Isotopes are atoms of the same element with different neutron counts (e.g., $^{12}C$, $^{13}C$, $^{14}C$). Radioisotopes (like $^{14}C$) decay over time and are useful for dating (carbon‑14 dating uses a half‑life of ~5730 years) and medical imaging (PET scans).

🔗 Chemical Bonding: Covalent, Ionic, and Intermolecular Forces

• Covalent bonds: sharing of electron pairs (polar vs. nonpolar depends on electronegativity differences).
• Ionic bonds: electron transfer creates oppositely charged ions (cations and anions) held by electrostatic attraction; ionic compounds often form crystal lattices.
• Weak forces: hydrogen bonds, hydrophobic interactions, and Van der Waals forces are crucial for macromolecular structure and interactions.

🧬 Macromolecules & Polymers

Macromolecules are large polymers built from repeating monomers. Dehydration reactions join monomers (loss of $H_2O$); hydrolysis breaks polymers (addition of $H_2O$).

🍞 Carbohydrates

Monosaccharides (glucose, fructose, galactose) are monomers that form polysaccharides via glycosidic linkages. The orientation of glycosidic bonds (e.g., 1,4 alpha vs. 1,4 beta) dictates digestibility and structure — starch (α linkages) is digestible by many animals; cellulose (β linkages) is not.

🧪 Nucleic Acids

Nucleotides = nitrogenous base + sugar + phosphate. Phosphodiester linkages join nucleotides to form polynucleotides. DNA is typically double‑stranded with antiparallel backbones and complementary base pairing ($A$–$T$, $C$–$G$). RNA is usually single‑stranded and uses uracil instead of thymine.

🧴 Lipids

Lipids are hydrophobic molecules (fats, phospholipids, steroids). Triglycerides form from glycerol + fatty acids via ester linkages; saturated fatty acids lack double bonds and are typically solid at room temp, while unsaturated contain one or more double bonds and are liquid. Phospholipids have hydrophilic heads and hydrophobic tails and self‑assemble into bilayers.

🧠 Proteins: Amino Acids & Structure

Proteins are polymers of amino acids linked by peptide bonds. Protein structure levels:

• Primary: amino acid sequence
• Secondary: local folding (α‑helices, β‑sheets)
• Tertiary: overall 3D shape from R‑group interactions
• Quaternary: assembly of multiple polypeptides Single amino acid substitutions (e.g., sickle‑cell mutation) can disrupt structure and function.

🧭 Course Context & Scientific Process

BIO*1210 integrates foundational concepts and the scientific method: observation, hypothesis, experimentation, and iterative refinement. The course emphasizes applying these principles to real‑world problems.
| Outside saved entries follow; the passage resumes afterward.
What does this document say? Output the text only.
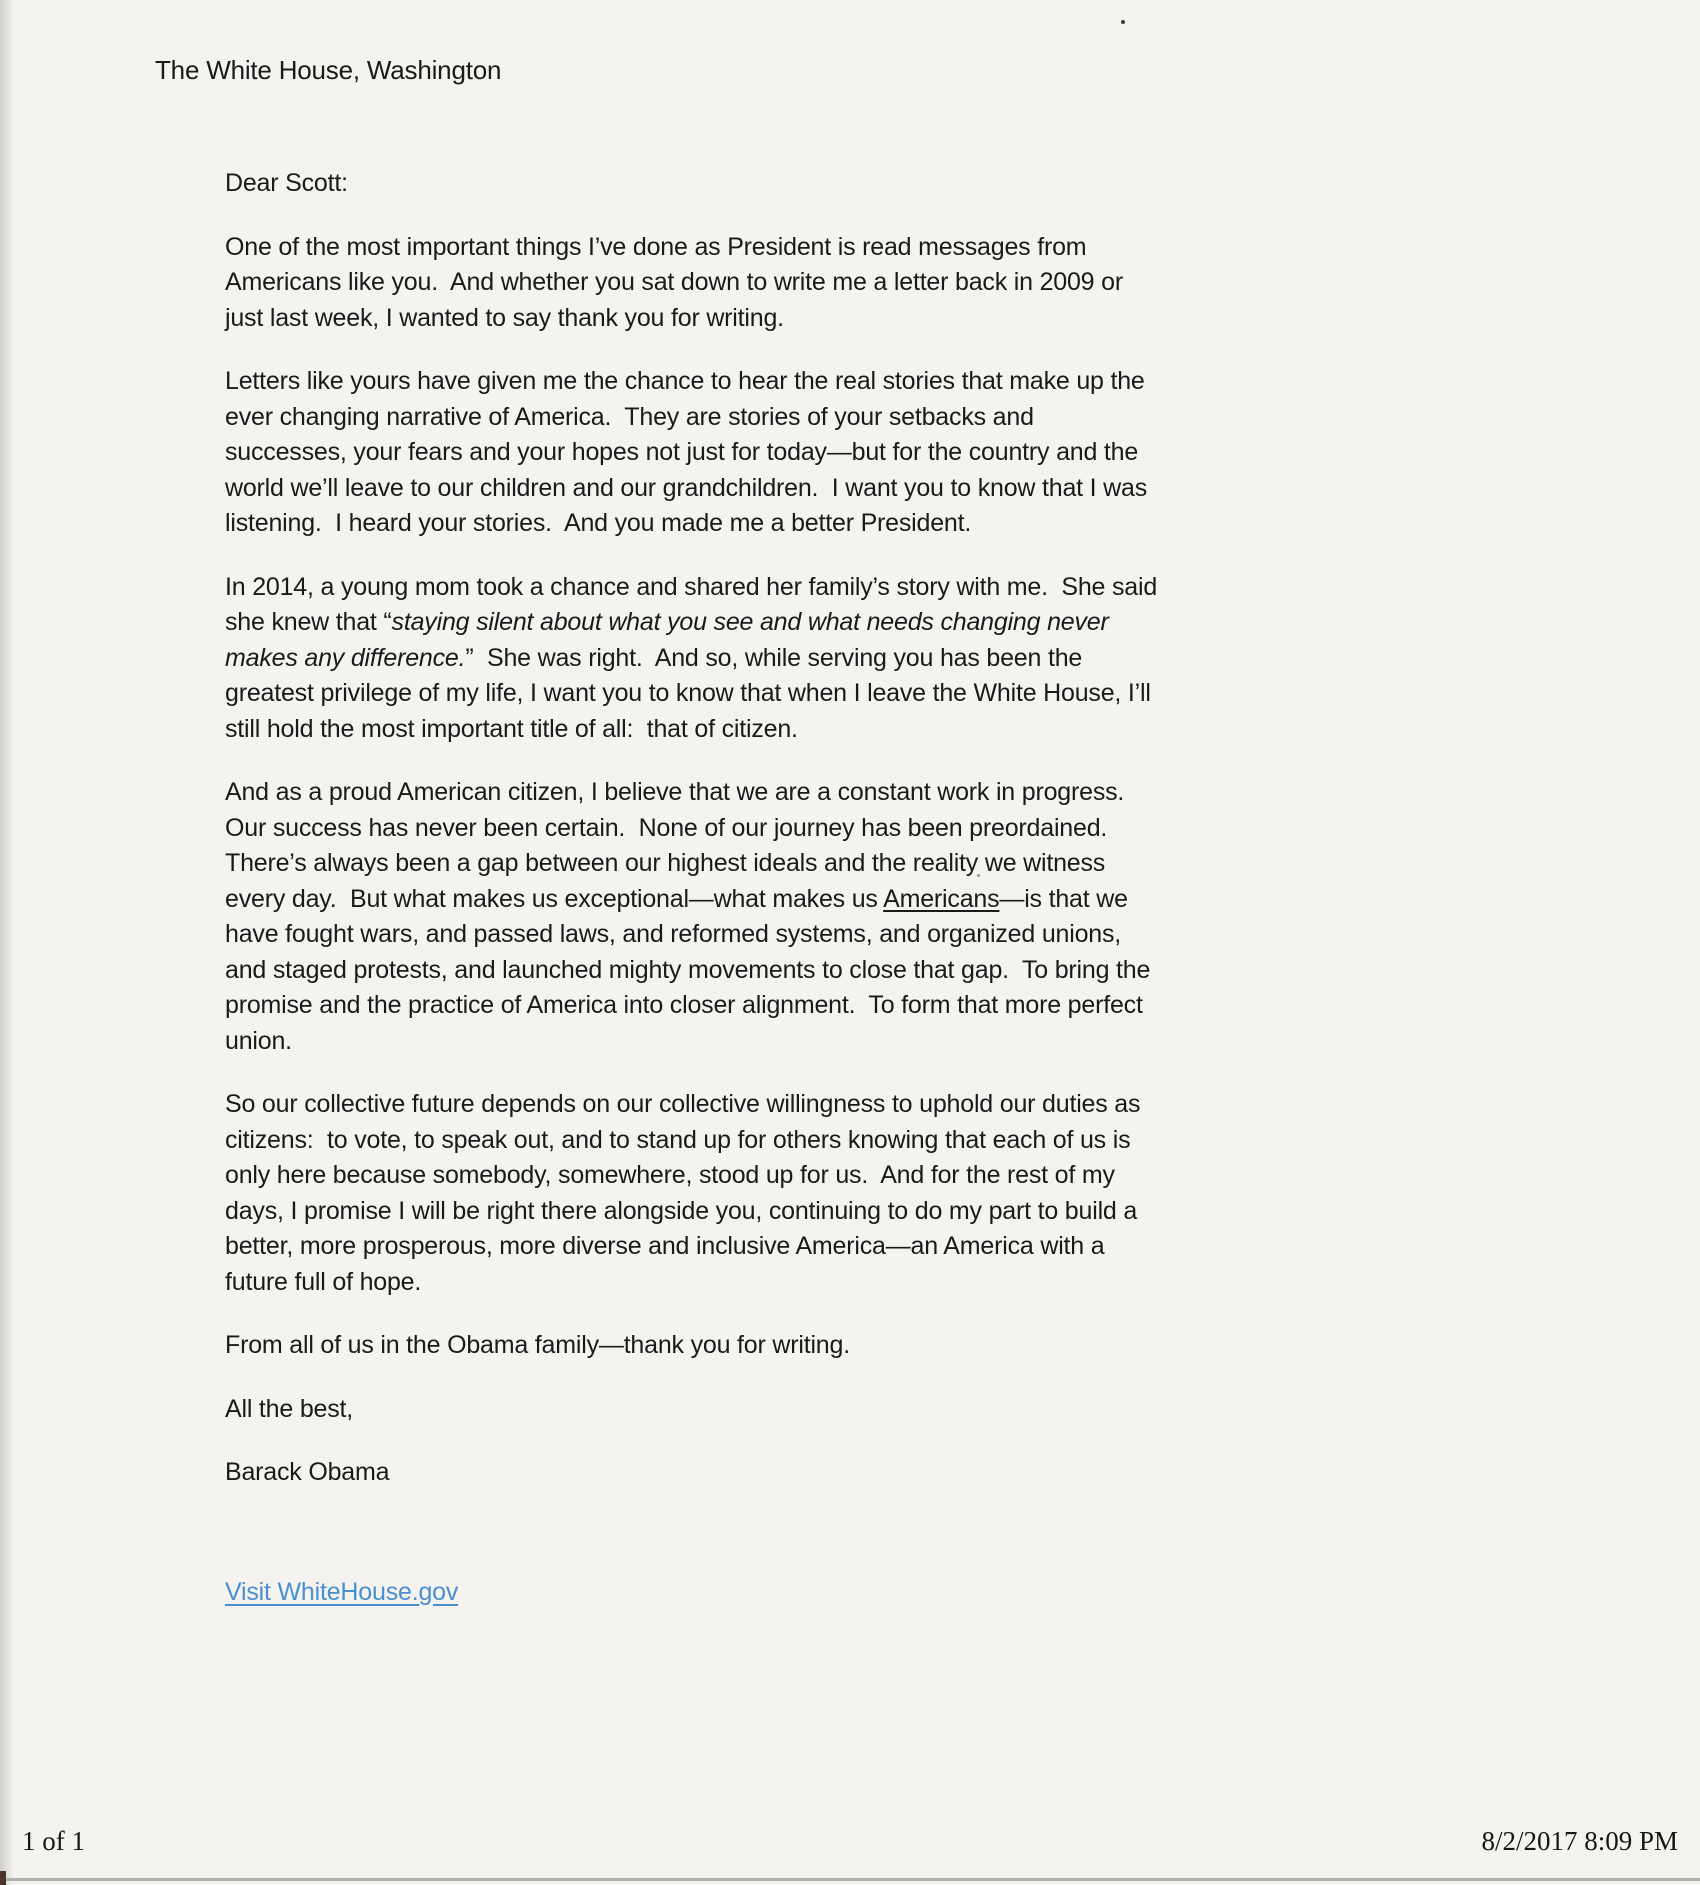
The White House, Washington
Dear Scott:
One of the most important things I’ve done as President is read messages from
Americans like you.  And whether you sat down to write me a letter back in 2009 or
just last week, I wanted to say thank you for writing.
Letters like yours have given me the chance to hear the real stories that make up the
ever changing narrative of America.  They are stories of your setbacks and
successes, your fears and your hopes not just for today—but for the country and the
world we’ll leave to our children and our grandchildren.  I want you to know that I was
listening.  I heard your stories.  And you made me a better President.
In 2014, a young mom took a chance and shared her family’s story with me.  She said
she knew that “staying silent about what you see and what needs changing never
makes any difference.”  She was right.  And so, while serving you has been the
greatest privilege of my life, I want you to know that when I leave the White House, I’ll
still hold the most important title of all:  that of citizen.
And as a proud American citizen, I believe that we are a constant work in progress.
Our success has never been certain.  None of our journey has been preordained.
There’s always been a gap between our highest ideals and the reality we witness
every day.  But what makes us exceptional—what makes us Americans—is that we
have fought wars, and passed laws, and reformed systems, and organized unions,
and staged protests, and launched mighty movements to close that gap.  To bring the
promise and the practice of America into closer alignment.  To form that more perfect
union.
So our collective future depends on our collective willingness to uphold our duties as
citizens:  to vote, to speak out, and to stand up for others knowing that each of us is
only here because somebody, somewhere, stood up for us.  And for the rest of my
days, I promise I will be right there alongside you, continuing to do my part to build a
better, more prosperous, more diverse and inclusive America—an America with a
future full of hope.
From all of us in the Obama family—thank you for writing.
All the best,
Barack Obama
Visit WhiteHouse.gov
1 of 1	8/2/2017 8:09 PM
🧫 Microbes & Antibiotic Resistance

Microbes (bacteria, fungi, protozoa) are central to human health and disease. The antibiotic resistance crisis arises from microbial evolution: selective pressure from antibiotic use favors resistant strains. Understanding spread, mechanisms, and stewardship is essential. Projects like Tiny Earth crowdsource soil microbes to discover new antibiotics.

🔬 Research Relevance

Learning objectives include characterizing life, explaining molecular structure–function relationships, and applying experimental thinking to problems like antibiotic discovery and tracking resistant pathogens.